When we look back on 2009, we see a year where missteps along the way could have plunged the world into another Great Depression. Picture a traditionalist like Herbert Hoover in charge. AIG, Citicorp, Bank of America, General Motors and Chrysler would have been left to fail. Millions more would now be out of work. Instead we are now buoyed on a sea of debt held primarily by China, but the US economy is still afloat.
As I write this, we have more good economic news. Last week, new unemployment claims dropped by 22,000 to a seasonally adjusted 432,000, the lowest number of claims since July 2008. Due to layoffs in the auto industry after the expiration of the cash for clunkers program, Michigan had the largest increase in new filings, with 8,382. California, Florida, Iowa and Missouri saw the next largest rise. In Tennessee claims dropped by 2,972, followed by Illinois, Pennsylvania, Georgia and North Carolina. People are still losing their jobs, still hurting, but the pain has lessened. Fighting unemployment will be the major focus of the Obama administration in the run up to the mid term 2010 election, so expect this picture to continue to improve, albeit slowly.
For those at the top of the economic ladder, much of the ill effect of the recession has passed. Over the holidays I spoke with one former investment banker who lamented that he had a rough year but still managed to walk away with a six figure income, due primarily to a 61% rise in the stock market since March. He benefited from the fact that stock prices are a leading economic indicator while actual employment lags. In contrast, a defense attorney I know whose cases are paid primarily by a budget challenged state, now faces foreclosure. The nascent recovery now favors some sectors, states and ethnic groups over others.

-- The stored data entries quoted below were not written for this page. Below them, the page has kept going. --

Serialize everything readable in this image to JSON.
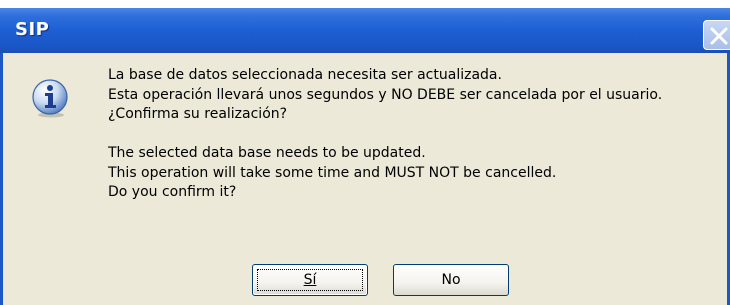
{
  "window": {
    "title": "SIP"
  },
  "message": {
    "es_line1": "La base de datos seleccionada necesita ser actualizada.",
    "es_line2": "Esta operación llevará unos segundos y NO DEBE ser cancelada por el usuario.",
    "es_line3": "¿Confirma su realización?",
    "en_line1": "The selected data base needs to be updated.",
    "en_line2": "This operation will take some time and MUST NOT be cancelled.",
    "en_line3": "Do you confirm it?"
  },
  "buttons": {
    "yes_label": "Sí",
    "no_label": "No"
  },
  "icons": {
    "dialog_icon": "information-icon",
    "close_icon": "close-icon"
  },
  "colors": {
    "titlebar": "#1d5fd4",
    "dialog_bg": "#ece9d8"
  }
}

Those of us who stared into the abyss of homelessness in 2009 had a wake up call. Just three years ago, the hot trend was getting either an interest only or pay what you want mortgage, that would allow you to invest your cash elsewhere such as in a soaring stock market. Meanwhile your biggest investment was getting a federal subsidy through the mortgage interest tax deduction. How much equity you had tied up in your home did not affect its rate of appreciation. In fact, with a minimal amount of equity, your return on investment actually increased. Until 2006, the trend always seemed to be up.
When home values fell, that paradigm collapsed. Today fixed rate mortgages are back in style. Down payments and building home equity have returned as laudable goals. Saving money is now in. Home finance counselors have traditionally suggested that consumers save a six month expense cushion of cash in insured accounts before investing in a home. Now financial pundit Suzie Orman for one, is urging a cash cushion of at least eight months.
As we embark on 2010, let’s meet the New Year with optimism and hope, while keeping a clear eyed assessment of the risks we face. Many of us were battered and bruised in 2009, yet we are still here. Remember that our parents and grandparents not only survived the Great Depression but launched a miracle of economic growth soon thereafter. We have challenges they didn’t face like a burgeoning population and global warming, but we can draw on unprecedented improvements in science, technology and communication. It will take will, focus, and work to get our collective financial house together. Yet, we can.